No filme de Licínio de Azevedo, Virgem Margarida, somos confrontados com a dura realidade do processo revolucionário pós-independência em Moçambique.
Em Junho de 1975, com toda a euforia e esperança do nascimento de uma nova nação dotada de auto-determinação, ideias próprias e controle total sobre o seu domínio Margarida, uma jovem camponesa vai à cidade comprar enxoval e vê-se enrolada numa teia de coincidências infelizes.
Por falta de documentos é levada pela polícia durante uma rusga que resulta também no aprisionamento de várias mulheres da noite, entre prostitutas e dançarinas.
Embora algumas destas aceitem a sua condição de “mulheres da vida”, que trocam sexo por dinheiro, muitas resistem essa denominação, entre elas Margarida, que nega ter estado alguma vez com um homem.
Baseado em factos reais, o filme retrata os contrastes vividos na época.
Para muitos militares, eles mesmos também camponeses, as mulheres da cidade com as suas roupas vistosas eram consideradas prostitutas, embora nem sempre o fossem. Enganos eram comuns.
O ideal de mulher passava por servitude, modéstia e submissão à família. Assim, estas mulheres que saíam para trabalhar à noite, vestidas com roupas brilhantes e com maquilhagem exuberante, eram encaradas como uma ameaça ao futuro virtuoso do país.
No novo Moçambique, as mulheres deviam servir a nação. Eram elas a base para o desenvolvimento da família e para a prosperidade da força de trabalho, já que tinham o papel de fazer e criar os filhos.
Aquelas que fugiam a esse ideal eram levadas forçosamente a campos de reeducação, de onde era suposto sairem mulheres novas, dotadas das qualidades e ambições desejadas numa Mulher Africana no pós-independência para um regime socialista.
Em 1975, num país que precisava de consolidar a sua identidade, era essencial a transformação de mentalidades e o abandono da retórica colonial. Para tal era preciso criar esta ideia do “homem novo” e materializá-la.
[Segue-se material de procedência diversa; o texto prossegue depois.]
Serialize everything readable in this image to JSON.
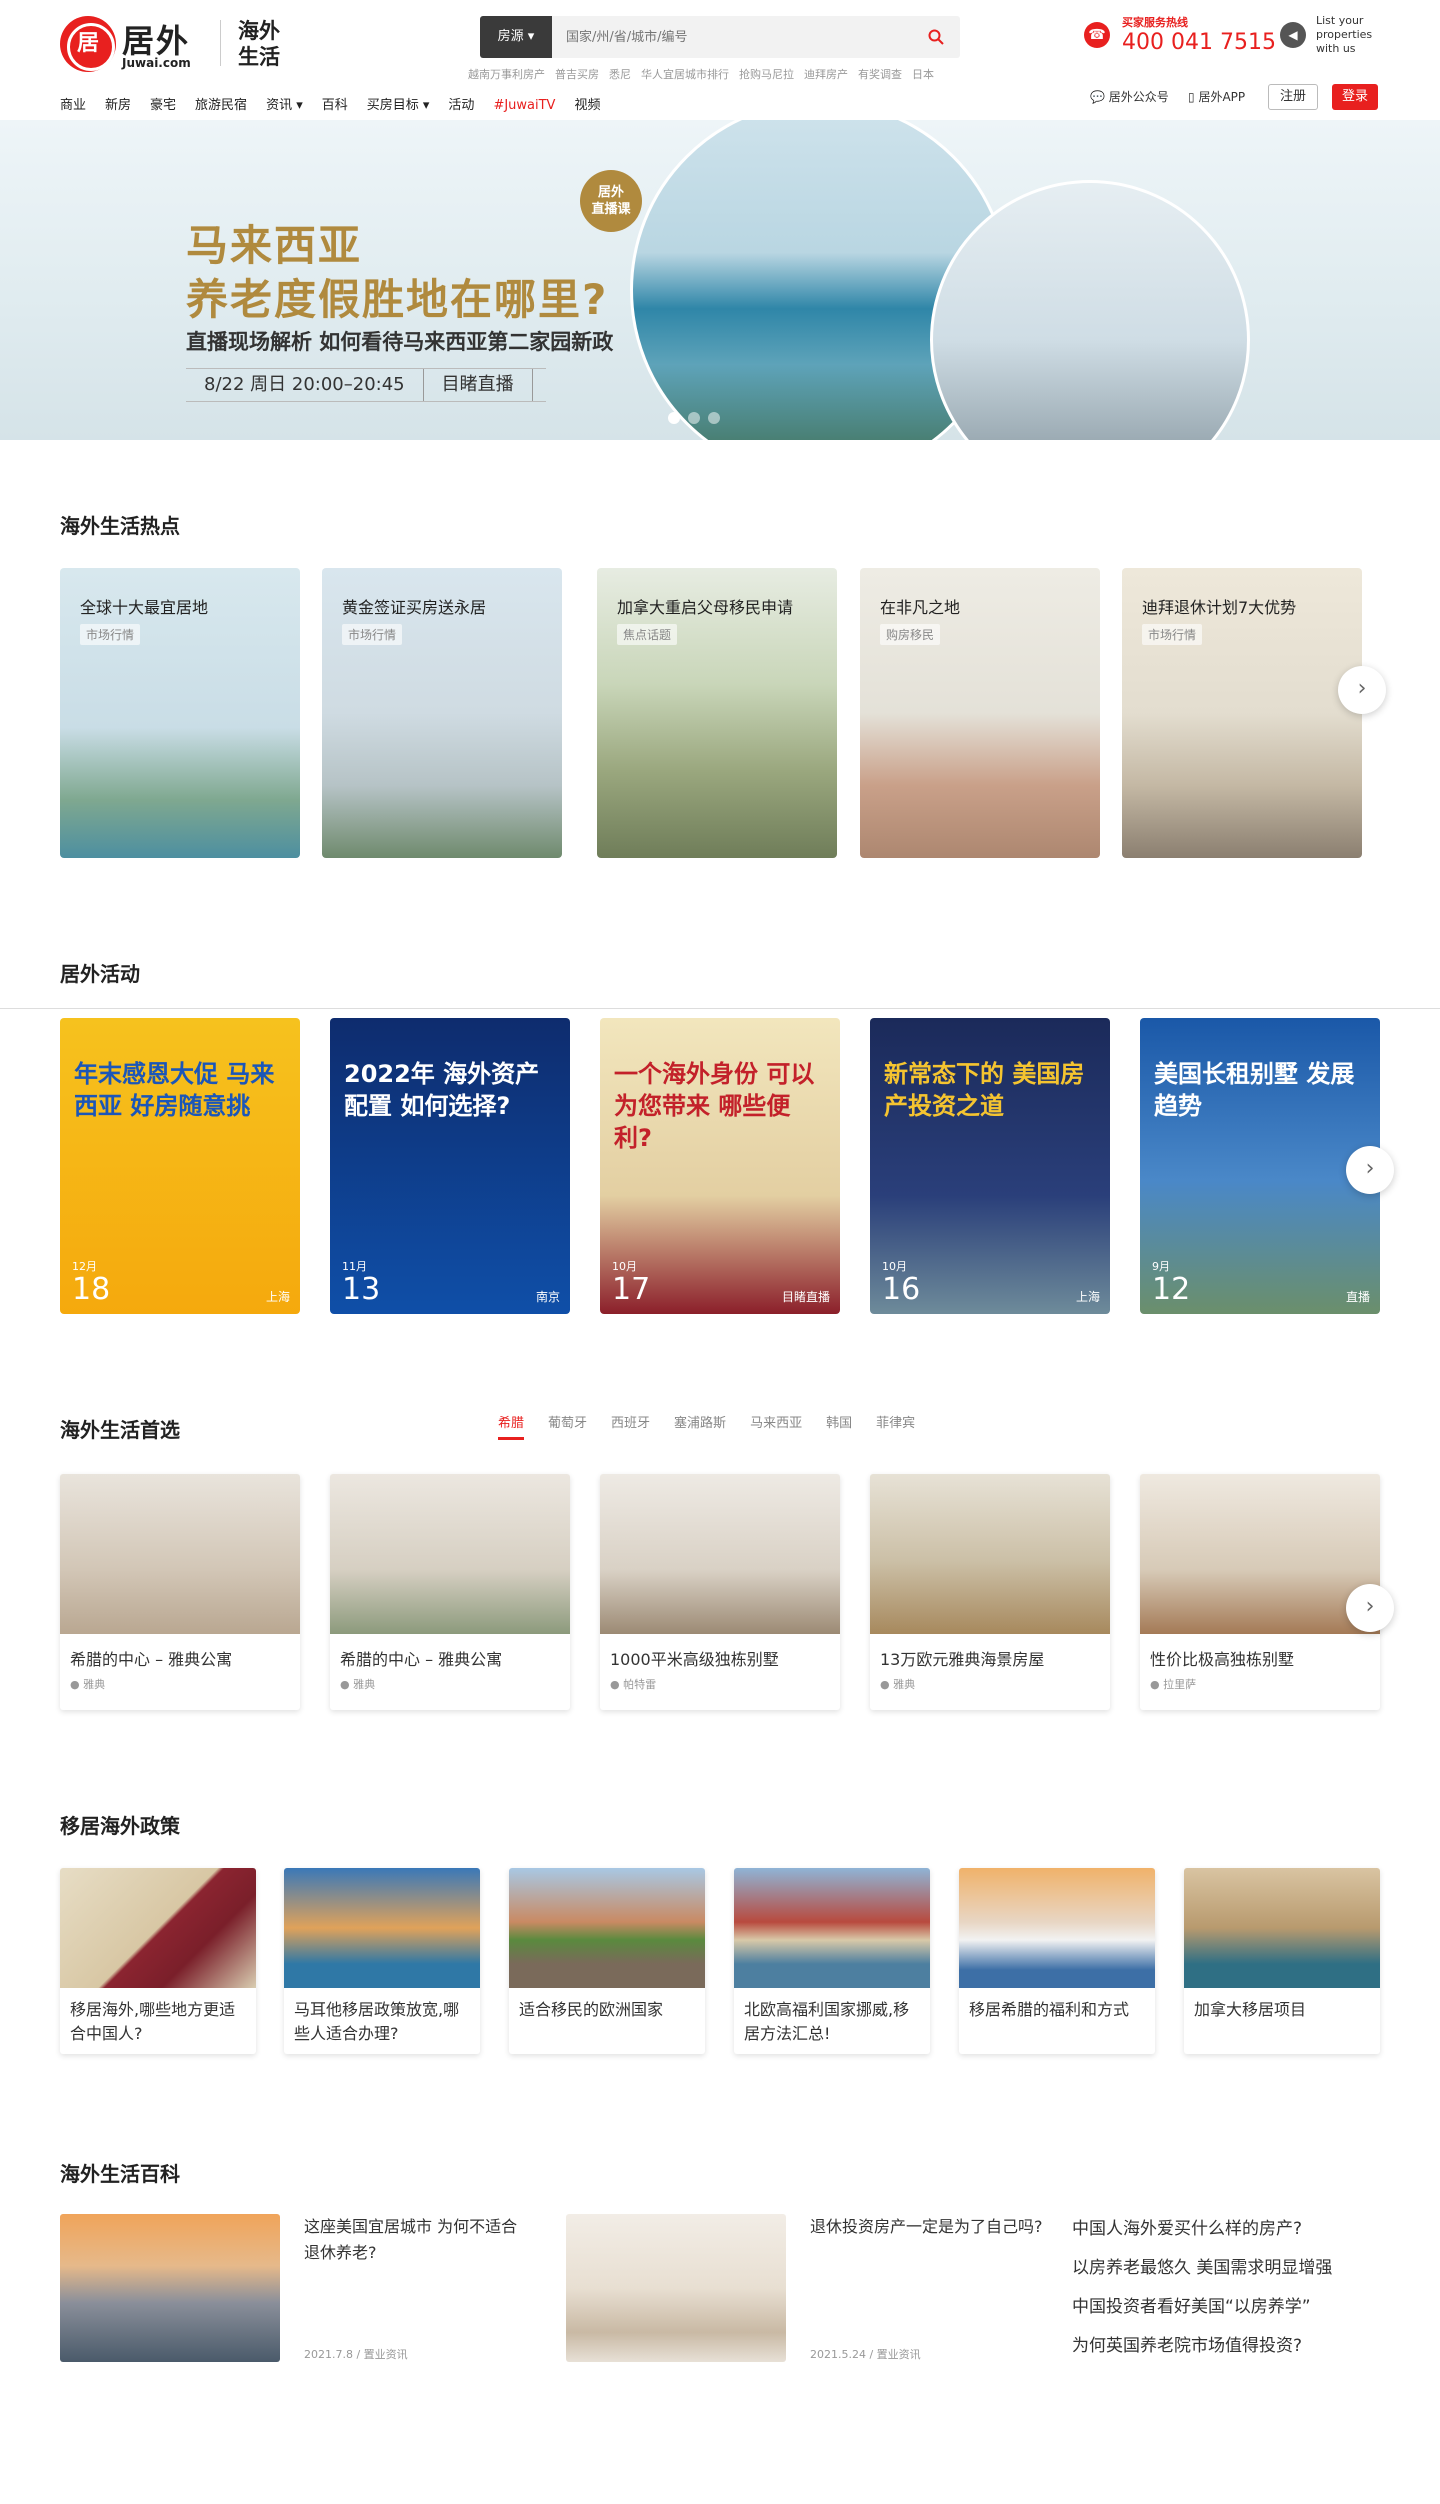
{
  "header": {
    "logo_char": "居",
    "brand_cn": "居外",
    "brand_en": "Juwai.com",
    "life_line1": "海外",
    "life_line2": "生活",
    "search_type": "房源 ▾",
    "search_placeholder": "国家/州/省/城市/编号",
    "search_icon": "search-icon",
    "hot_links": [
      "越南万事利房产",
      "普吉买房",
      "悉尼",
      "华人宜居城市排行",
      "抢购马尼拉",
      "迪拜房产",
      "有奖调查",
      "日本"
    ],
    "hotline_label": "买家服务热线",
    "hotline_number": "400 041 7515",
    "list_property": [
      "List your",
      "properties",
      "with us"
    ],
    "nav": [
      "商业",
      "新房",
      "豪宅",
      "旅游民宿",
      "资讯 ▾",
      "百科",
      "买房目标 ▾",
      "活动",
      "#JuwaiTV",
      "视频"
    ],
    "wechat": "居外公众号",
    "app": "居外APP",
    "register": "注册",
    "login": "登录"
  },
  "banner": {
    "title1": "马来西亚",
    "title2": "养老度假胜地在哪里?",
    "subtitle": "直播现场解析 如何看待马来西亚第二家园新政",
    "date": "8/22 周日 20:00–20:45",
    "mode": "目睹直播",
    "badge_line1": "居外",
    "badge_line2": "直播课"
  },
  "hot": {
    "title": "海外生活热点",
    "items": [
      {
        "title": "全球十大最宜居地",
        "tag": "市场行情"
      },
      {
        "title": "黄金签证买房送永居",
        "tag": "市场行情"
      },
      {
        "title": "加拿大重启父母移民申请",
        "tag": "焦点话题"
      },
      {
        "title": "在非凡之地",
        "tag": "购房移民"
      },
      {
        "title": "迪拜退休计划7大优势",
        "tag": "市场行情"
      }
    ]
  },
  "events": {
    "title": "居外活动",
    "items": [
      {
        "text": "年末感恩大促 马来西亚 好房随意挑",
        "month": "12月",
        "day": "18",
        "loc": "上海"
      },
      {
        "text": "2022年 海外资产配置 如何选择?",
        "month": "11月",
        "day": "13",
        "loc": "南京"
      },
      {
        "text": "一个海外身份 可以为您带来 哪些便利?",
        "month": "10月",
        "day": "17",
        "loc": "目睹直播"
      },
      {
        "text": "新常态下的 美国房产投资之道",
        "month": "10月",
        "day": "16",
        "loc": "上海"
      },
      {
        "text": "美国长租别墅 发展趋势",
        "month": "9月",
        "day": "12",
        "loc": "直播"
      }
    ]
  },
  "picks": {
    "title": "海外生活首选",
    "tabs": [
      "希腊",
      "葡萄牙",
      "西班牙",
      "塞浦路斯",
      "马来西亚",
      "韩国",
      "菲律宾"
    ],
    "items": [
      {
        "title": "希腊的中心 – 雅典公寓",
        "loc": "雅典"
      },
      {
        "title": "希腊的中心 – 雅典公寓",
        "loc": "雅典"
      },
      {
        "title": "1000平米高级独栋别墅",
        "loc": "帕特雷"
      },
      {
        "title": "13万欧元雅典海景房屋",
        "loc": "雅典"
      },
      {
        "title": "性价比极高独栋别墅",
        "loc": "拉里萨"
      }
    ]
  },
  "policy": {
    "title": "移居海外政策",
    "items": [
      {
        "title": "移居海外,哪些地方更适合中国人?"
      },
      {
        "title": "马耳他移居政策放宽,哪些人适合办理?"
      },
      {
        "title": "适合移民的欧洲国家"
      },
      {
        "title": "北欧高福利国家挪威,移居方法汇总!"
      },
      {
        "title": "移居希腊的福利和方式"
      },
      {
        "title": "加拿大移居项目"
      }
    ]
  },
  "wiki": {
    "title": "海外生活百科",
    "a1": {
      "title": "这座美国宜居城市 为何不适合退休养老?",
      "date": "2021.7.8 / 置业资讯"
    },
    "a2": {
      "title": "退休投资房产一定是为了自己吗?",
      "date": "2021.5.24 / 置业资讯"
    },
    "list": [
      "中国人海外爱买什么样的房产?",
      "以房养老最悠久 美国需求明显增强",
      "中国投资者看好美国“以房养学”",
      "为何英国养老院市场值得投资?"
    ]
  }
}
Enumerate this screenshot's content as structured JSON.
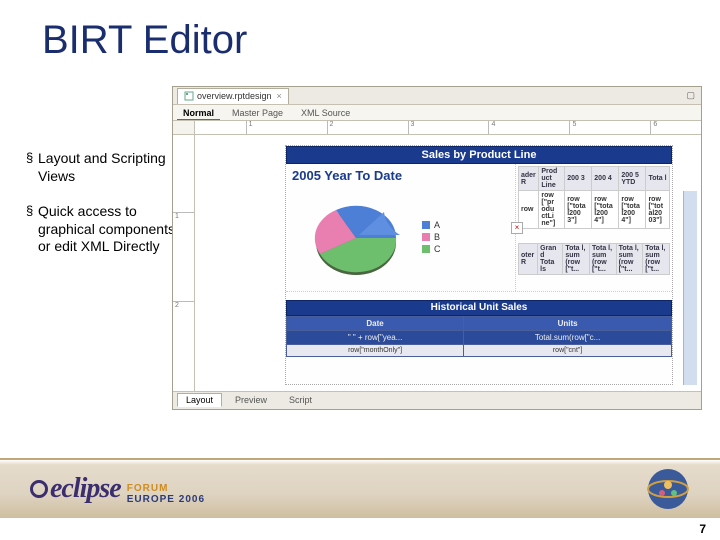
{
  "slide": {
    "title": "BIRT Editor",
    "page_number": "7"
  },
  "bullets": [
    "Layout and Scripting Views",
    "Quick access to graphical components or edit XML Directly"
  ],
  "editor": {
    "file_tab": "overview.rptdesign",
    "mode_tabs": [
      "Normal",
      "Master Page",
      "XML Source"
    ],
    "active_mode": 0,
    "bottom_tabs": [
      "Layout",
      "Preview",
      "Script"
    ],
    "active_bottom": 0,
    "ruler_ticks": [
      "1",
      "2",
      "3",
      "4",
      "5",
      "6"
    ],
    "vruler_ticks": [
      "1",
      "2"
    ]
  },
  "report": {
    "header": "Sales by Product Line",
    "chart_title": "2005 Year To Date",
    "legend": [
      "A",
      "B",
      "C"
    ],
    "legend_colors": [
      "#4e7fd6",
      "#e97fb0",
      "#6dbf6d"
    ]
  },
  "chart_data": {
    "type": "pie",
    "title": "2005 Year To Date",
    "series": [
      {
        "name": "A",
        "value": 25,
        "color": "#4e7fd6"
      },
      {
        "name": "B",
        "value": 20,
        "color": "#e97fb0"
      },
      {
        "name": "C",
        "value": 55,
        "color": "#6dbf6d"
      }
    ]
  },
  "bind_grid": {
    "top_header_left": "ader R",
    "top_headers": [
      "Prod uct Line",
      "200 3",
      "200 4",
      "200 5 YTD",
      "Tota l"
    ],
    "row_cells": [
      "row [\"pr odu ctLi ne\"]",
      "row [\"tota l200 3\"]",
      "row [\"tota l200 4\"]",
      "row [\"tot al20 03\"]"
    ],
    "row_extra": "row",
    "footer_left": "oter R",
    "footer_cells_top": [
      "Gran d Tota ls",
      "Tota l, sum (row [\"t...",
      "Tota l, sum (row [\"t...",
      "Tota l, sum (row [\"t...",
      "Tota l, sum (row [\"t..."
    ]
  },
  "lower": {
    "title": "Historical Unit Sales",
    "headers": [
      "Date",
      "Units"
    ],
    "row1": [
      "\" \" + row[\"yea...",
      "Total.sum(row[\"c..."
    ],
    "row2": [
      "row[\"monthOnly\"]",
      "row[\"cnt\"]"
    ]
  },
  "footer": {
    "brand": "eclipse",
    "forum": "FORUM",
    "region": "EUROPE 2006"
  }
}
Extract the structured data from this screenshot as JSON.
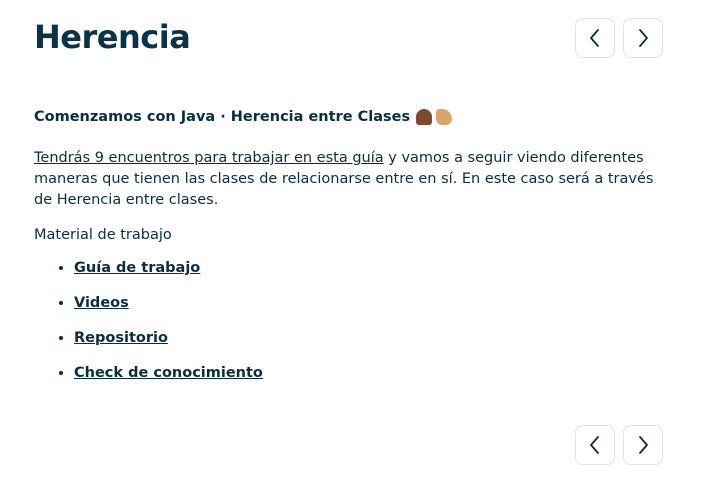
{
  "header": {
    "title": "Herencia"
  },
  "content": {
    "subtitle": "Comenzamos con Java · Herencia entre Clases",
    "intro_link": "Tendrás 9 encuentros para trabajar en esta guía",
    "intro_rest": " y vamos a seguir viendo diferentes maneras que tienen las clases de relacionarse entre en sí. En este caso será a través de Herencia entre clases.",
    "material_label": "Material de trabajo",
    "materials": [
      {
        "label": "Guía de trabajo"
      },
      {
        "label": "Videos"
      },
      {
        "label": "Repositorio"
      },
      {
        "label": "Check de conocimiento"
      }
    ]
  },
  "icons": {
    "prev": "chevron-left-icon",
    "next": "chevron-right-icon",
    "emoji_1": "folded-hands-emoji",
    "emoji_2": "flexed-biceps-emoji"
  },
  "colors": {
    "text": "#0b2e3f",
    "title": "#0b3347",
    "border": "#dfe3e6"
  }
}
Encarava-se a exploração sexual da mulher moçambicana como resultado do colono, que olhava para a mulher negra apenas para satisfazer os seus apetites, sem de facto dignificá-la.
No entanto, essa exploração sente-se em todas as esferas da vida da mulher, tanto no pré e no pós-independência, pois mesmo no seio dos militares havia homens com a mesma mentalidade machista que os colonos.
As intenções revolucionárias, por mais puras e ingénuas que fossem, eram pouco dado o tamanho da missão a que se destinavam cumprir. Como é que se levam centenas, quiçá até milhares, de mulheres urbanas para o campo? Como é que se transformam essas mulheres em novas pessoas? Será possível?
É importante contextualizar os campos de reeducação no contexto revolucionário, e o contexto revolucionário por sua vez no universo de emoções, traumas e idealismos de um povo que foi à guerra para ser livre.
Por outro lado, no filme o realizador explora também a necessidade da união entre as mulheres para a sua libertação.
A sororidade e o companheirismo entre as reeducandas, movidas pela experiência comum de opressão acaba por vencer as diferenças que as separam.
De uma forma quase literal, o autor mostra que a libertação da mulher moçambicana só será possível quando os grupos abandonarem a sua fidelidade às outras estruturas em que estão inseridas.
Em Virgem Margarida, para as combatentes é necessário abandonarem a estrutura militar e denunciar o abuso de poder e machismo dos seus colegas. Para as reeducandas, é preciso deixarem as alianças tribais e de classe de lado.
É somente neste campo de negociação que se pode falar, depois de uma Mulher Nova, pois essa mulher será livre de escolher o seu próprio destino.
Segundo Licínio de Azevedo o filme não tem qualquer intenção política. Pelo contrário, interessa aqui o lado humano, o drama da vivência diária nos campos.
As condições reais dos campos e a forma como aos comandantes geriam os recursos de forma despótica, aliadas ao escasso acesso a alternativas, criavam um ambiente em que as ideias nem sempre chegavam.
A visão idealista da época arrastou não só mulheres, mas também homens para os campos de reeducação, destruindo e separando famílias para sempre. Entre prostitutas; improdutivos; traidores; dançarinas… E virgens, também artistas, certamente outros mal entendidos aí na mistura.
As atrocidades, violência e consequências dos processos revolucionários são temas recorrentes nos filmes de Licínio de Azevedo.
Muito mais que saber o Passado, cabe-nos agora questionar o Presente. Quem seriam as Margaridas de hoje? O que temos feito por elas? E pelas outras? Que correntes nos impedem de alcançar a tal almejada libertação?